At the same time, yeah they were junkies but they weren’t hurting anyone and the article really had a huge effect on Kurt’s psyche. I don’t think he ever recovered from it, because they took his child away. And the humiliation of losing your child given his background and his sensitivity to all of that stuff is just [fades off].

You essentially spent seven years inside Kurt Cobain’s psyche. How did that affect you personally?

Someone asked me if it was a difficult film because of the dark subject matter and if I would take it home, and I never did. I never felt like I was in this darkness. I related tremendously to Kurt. We were in very similar situations. We were born a year apart. My parents separated when I was 9. I felt completely abandoned. To me, it was very much an empowering moment to tell a story I related to, as opposed to [Robert] Evans’s story or the Rolling Stones. Kurt meant so much culturally to my generation, there was a real responsibility to get it right for him and for Frances.

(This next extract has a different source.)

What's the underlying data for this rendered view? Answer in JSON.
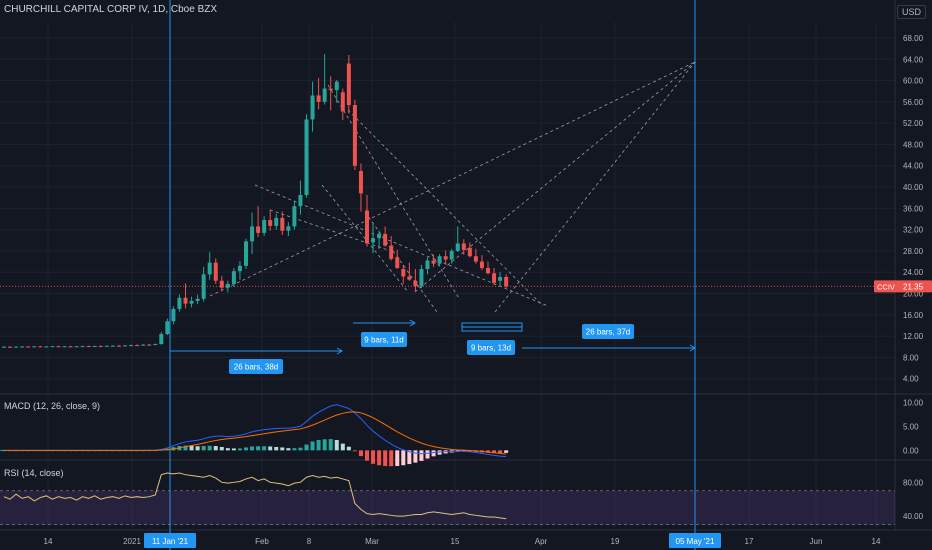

It never occurred to me to unravel the mystery [of why Cobain committed suicide], but the mystery presented itself to me and it unraveled in front of my eyes. And when I heard the tape of Kurt [recounting his life story], there was a line in there that was my “rosebud.” That was the moment when I said, “O.K., I think I understand this now.” And I had heard the tape 100 times before. There is a point in that story where he says he had had a sexual encounter with a girl that a lot of people in his school considered slow. And Kurt said that when the kids at school found out about it, he said, “I couldn’t handle the ridicule, so I went down to the train tracks to kill myself.” I had heard that, like I said, like, 100 times. And one day I am listening and I go, “Oh.” And it was like, “He couldn’t handle the ridicule, so he killed himself.”

It’s right there. It’s in black and white. And once you lock into that, you start looking at everything else and you see songs like “Floyd the Barber”. . . “I was shamed, I was shamed, I was shamed . . . ” One of the most gut-wrenching moments for me, but I don’t think anyone picks up on it, is the end-credits song, “Ain’t It a Shame.” The last thing in that song is Kurt shouting “Shame, Shame” from the bottom of his heart. As Krist [Novoselic] says at the beginning of the movie, the clues were all there. You just have to see them.

What kind of feedback did Kurt’s family give you after seeing the film?

After Frances saw the film, I walked her out to the car and she gave me a hug and said, “You made the film that I wanted to see.” And that was what it was all about. That she felt that she understood things with more clarity than ever before. I make films to entertain people. That’s all I care about. I’m not a social documentarian. I'm not trying to change the world or anything. I just want to give somebody a smile. But to have a film connect a father and a daughter . . . that will probably be the best achievement of my career.

Kurt Cobain: Montage of Heck will premiere on HBO on May 4.